Preparation of overlapping peptides of bovine retinal s-antigen and their localization by immunoblotting with peptide-specific antibodies

Bovine retinal S-antigen was cleaved by three chemical cleavage procedures including o-iodosobenzoic acid (IBA), mild acid and cyanogen bromide. The resultant peptides were used to study antibody-defined epitopes. Treatment with IBA, which cleaves primarily at tryptophanyl peptide bonds, produced at least 4 major fragments and several minor fragments. The peptides have been identified by their migration on SDS-PAGE and tested for their immunoreactivity to several affinity-purified anti-CNBr-peptide antibodies and to affinity-purified anti-IBA peptide antibodies. The presence of a single tryptophan residue 194 residues from the amino-terminus should result in 2 fragments of approximately 23,000 and 26,000 molecular weight based on the known size of intact S-antigen. The additional fragmentation is due to the presence of acid labile bonds and cleavage at IBA-sensitive tyrosyl residues associated with a side reaction. Western immunoblots using affinity-purified antibodies against the various IBA and CNBr peptides have allowed location of these peptides within the intact molecule. Specifically, IBA23K and IBA21K are overlapping fragments on the carboxy end, mutually exclusive of all other peptides.

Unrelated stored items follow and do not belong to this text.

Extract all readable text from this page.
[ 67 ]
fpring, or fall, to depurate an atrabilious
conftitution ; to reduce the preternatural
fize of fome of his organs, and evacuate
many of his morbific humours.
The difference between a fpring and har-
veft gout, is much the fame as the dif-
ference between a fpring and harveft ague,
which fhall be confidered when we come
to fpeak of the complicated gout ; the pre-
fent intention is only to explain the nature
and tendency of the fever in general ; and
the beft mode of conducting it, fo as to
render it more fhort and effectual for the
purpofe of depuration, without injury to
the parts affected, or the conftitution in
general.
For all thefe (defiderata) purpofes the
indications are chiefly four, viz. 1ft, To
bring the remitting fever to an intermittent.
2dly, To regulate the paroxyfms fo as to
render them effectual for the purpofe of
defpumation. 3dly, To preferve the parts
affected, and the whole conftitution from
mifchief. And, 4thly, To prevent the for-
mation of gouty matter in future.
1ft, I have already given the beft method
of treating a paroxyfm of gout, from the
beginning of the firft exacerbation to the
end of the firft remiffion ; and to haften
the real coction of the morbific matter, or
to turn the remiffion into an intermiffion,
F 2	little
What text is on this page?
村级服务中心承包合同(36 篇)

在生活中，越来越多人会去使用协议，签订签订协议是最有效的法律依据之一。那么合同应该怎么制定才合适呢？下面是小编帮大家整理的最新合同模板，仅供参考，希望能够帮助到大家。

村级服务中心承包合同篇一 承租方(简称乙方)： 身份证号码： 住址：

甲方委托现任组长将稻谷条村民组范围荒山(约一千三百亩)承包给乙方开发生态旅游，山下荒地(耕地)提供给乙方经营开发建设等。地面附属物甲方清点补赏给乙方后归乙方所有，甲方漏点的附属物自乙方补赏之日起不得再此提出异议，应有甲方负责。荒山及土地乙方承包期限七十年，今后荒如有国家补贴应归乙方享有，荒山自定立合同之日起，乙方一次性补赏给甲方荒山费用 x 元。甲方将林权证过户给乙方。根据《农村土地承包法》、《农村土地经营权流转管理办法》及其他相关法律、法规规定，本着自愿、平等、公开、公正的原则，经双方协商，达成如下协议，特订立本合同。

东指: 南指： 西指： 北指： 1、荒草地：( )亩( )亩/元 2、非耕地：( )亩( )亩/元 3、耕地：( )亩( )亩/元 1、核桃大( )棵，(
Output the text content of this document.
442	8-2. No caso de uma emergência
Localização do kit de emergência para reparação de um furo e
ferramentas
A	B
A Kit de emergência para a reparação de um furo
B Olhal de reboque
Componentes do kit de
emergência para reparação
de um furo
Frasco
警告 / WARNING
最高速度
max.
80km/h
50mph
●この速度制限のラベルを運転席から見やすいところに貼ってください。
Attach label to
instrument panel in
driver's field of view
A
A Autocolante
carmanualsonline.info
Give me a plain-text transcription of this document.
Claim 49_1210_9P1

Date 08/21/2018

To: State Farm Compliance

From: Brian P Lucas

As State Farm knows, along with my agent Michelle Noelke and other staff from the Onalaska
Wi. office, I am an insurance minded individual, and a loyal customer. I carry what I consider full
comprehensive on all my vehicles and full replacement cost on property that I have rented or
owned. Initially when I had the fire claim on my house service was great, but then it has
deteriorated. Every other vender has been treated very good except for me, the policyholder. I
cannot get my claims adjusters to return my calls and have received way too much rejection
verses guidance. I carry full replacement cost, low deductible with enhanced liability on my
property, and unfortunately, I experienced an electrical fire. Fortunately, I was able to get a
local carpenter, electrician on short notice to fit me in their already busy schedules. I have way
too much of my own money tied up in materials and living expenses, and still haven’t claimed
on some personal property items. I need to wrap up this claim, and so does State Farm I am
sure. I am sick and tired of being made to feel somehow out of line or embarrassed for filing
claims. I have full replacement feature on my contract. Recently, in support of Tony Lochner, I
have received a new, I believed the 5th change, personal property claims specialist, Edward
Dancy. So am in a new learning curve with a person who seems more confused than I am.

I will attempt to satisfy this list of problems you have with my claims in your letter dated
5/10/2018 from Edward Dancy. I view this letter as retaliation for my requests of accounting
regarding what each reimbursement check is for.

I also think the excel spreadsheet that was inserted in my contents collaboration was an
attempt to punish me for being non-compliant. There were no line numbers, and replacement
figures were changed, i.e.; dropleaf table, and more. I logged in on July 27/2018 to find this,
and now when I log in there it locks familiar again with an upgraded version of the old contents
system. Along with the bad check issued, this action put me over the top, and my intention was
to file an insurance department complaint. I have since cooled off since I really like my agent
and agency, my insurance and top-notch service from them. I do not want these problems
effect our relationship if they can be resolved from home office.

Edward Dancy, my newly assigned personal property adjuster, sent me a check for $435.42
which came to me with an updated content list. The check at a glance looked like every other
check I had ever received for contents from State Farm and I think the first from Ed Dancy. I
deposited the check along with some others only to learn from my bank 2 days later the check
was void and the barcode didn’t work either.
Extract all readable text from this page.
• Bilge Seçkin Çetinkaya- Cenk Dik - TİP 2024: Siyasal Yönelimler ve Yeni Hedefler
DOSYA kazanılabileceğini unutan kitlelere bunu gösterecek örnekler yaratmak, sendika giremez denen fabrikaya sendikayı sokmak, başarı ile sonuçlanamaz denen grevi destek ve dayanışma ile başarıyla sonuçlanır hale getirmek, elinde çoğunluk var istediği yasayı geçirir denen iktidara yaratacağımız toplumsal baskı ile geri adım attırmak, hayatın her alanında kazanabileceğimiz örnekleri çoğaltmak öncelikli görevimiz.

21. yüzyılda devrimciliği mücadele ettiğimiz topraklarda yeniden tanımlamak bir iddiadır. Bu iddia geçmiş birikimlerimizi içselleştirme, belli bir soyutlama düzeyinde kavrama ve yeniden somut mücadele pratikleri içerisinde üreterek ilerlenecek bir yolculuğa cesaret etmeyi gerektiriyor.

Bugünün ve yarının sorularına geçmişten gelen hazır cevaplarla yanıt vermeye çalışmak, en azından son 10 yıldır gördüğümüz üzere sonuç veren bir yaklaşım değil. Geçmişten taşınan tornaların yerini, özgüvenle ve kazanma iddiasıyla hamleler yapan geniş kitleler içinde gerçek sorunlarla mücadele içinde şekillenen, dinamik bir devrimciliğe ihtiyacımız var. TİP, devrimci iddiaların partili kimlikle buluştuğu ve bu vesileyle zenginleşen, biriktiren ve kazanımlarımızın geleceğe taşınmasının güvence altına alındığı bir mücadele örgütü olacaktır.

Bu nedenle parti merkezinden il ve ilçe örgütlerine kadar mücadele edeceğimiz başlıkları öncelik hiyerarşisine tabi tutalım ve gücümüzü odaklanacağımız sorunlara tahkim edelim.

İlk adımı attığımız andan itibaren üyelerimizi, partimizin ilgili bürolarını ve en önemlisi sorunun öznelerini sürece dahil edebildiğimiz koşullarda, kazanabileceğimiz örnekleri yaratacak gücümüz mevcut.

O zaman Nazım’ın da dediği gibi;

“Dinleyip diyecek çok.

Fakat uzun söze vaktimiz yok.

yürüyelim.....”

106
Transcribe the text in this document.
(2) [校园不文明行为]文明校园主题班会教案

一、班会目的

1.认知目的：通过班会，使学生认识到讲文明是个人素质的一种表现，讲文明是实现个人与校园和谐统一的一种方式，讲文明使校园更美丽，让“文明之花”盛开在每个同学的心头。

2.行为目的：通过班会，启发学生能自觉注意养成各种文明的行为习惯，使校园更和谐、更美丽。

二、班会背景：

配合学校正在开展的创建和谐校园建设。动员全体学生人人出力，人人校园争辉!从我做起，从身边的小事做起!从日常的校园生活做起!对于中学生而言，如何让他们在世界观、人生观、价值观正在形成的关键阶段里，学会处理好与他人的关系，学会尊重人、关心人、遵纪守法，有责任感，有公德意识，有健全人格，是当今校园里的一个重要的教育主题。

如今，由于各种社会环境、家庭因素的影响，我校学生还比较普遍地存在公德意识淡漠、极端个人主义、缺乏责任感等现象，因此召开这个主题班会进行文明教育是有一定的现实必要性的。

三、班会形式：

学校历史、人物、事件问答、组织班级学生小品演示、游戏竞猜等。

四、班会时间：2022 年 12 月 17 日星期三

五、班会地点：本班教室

IBA15K and IBA5.6K overlap, and IBA18K and IBA10K overlap within IBA26K which comprises the N-terminal half of S-Ag. Additionally, IBA10K contains an antibody epitope destroyed by CNBr cleavage of the methionyl residue between CB53 and CB56. Further characterization of these IBA peptides will expedite the location of possible additional uveitogenic epitopes in the amino-terminal half of S-Ag as well as epitopes lost by other peptide generating techniques.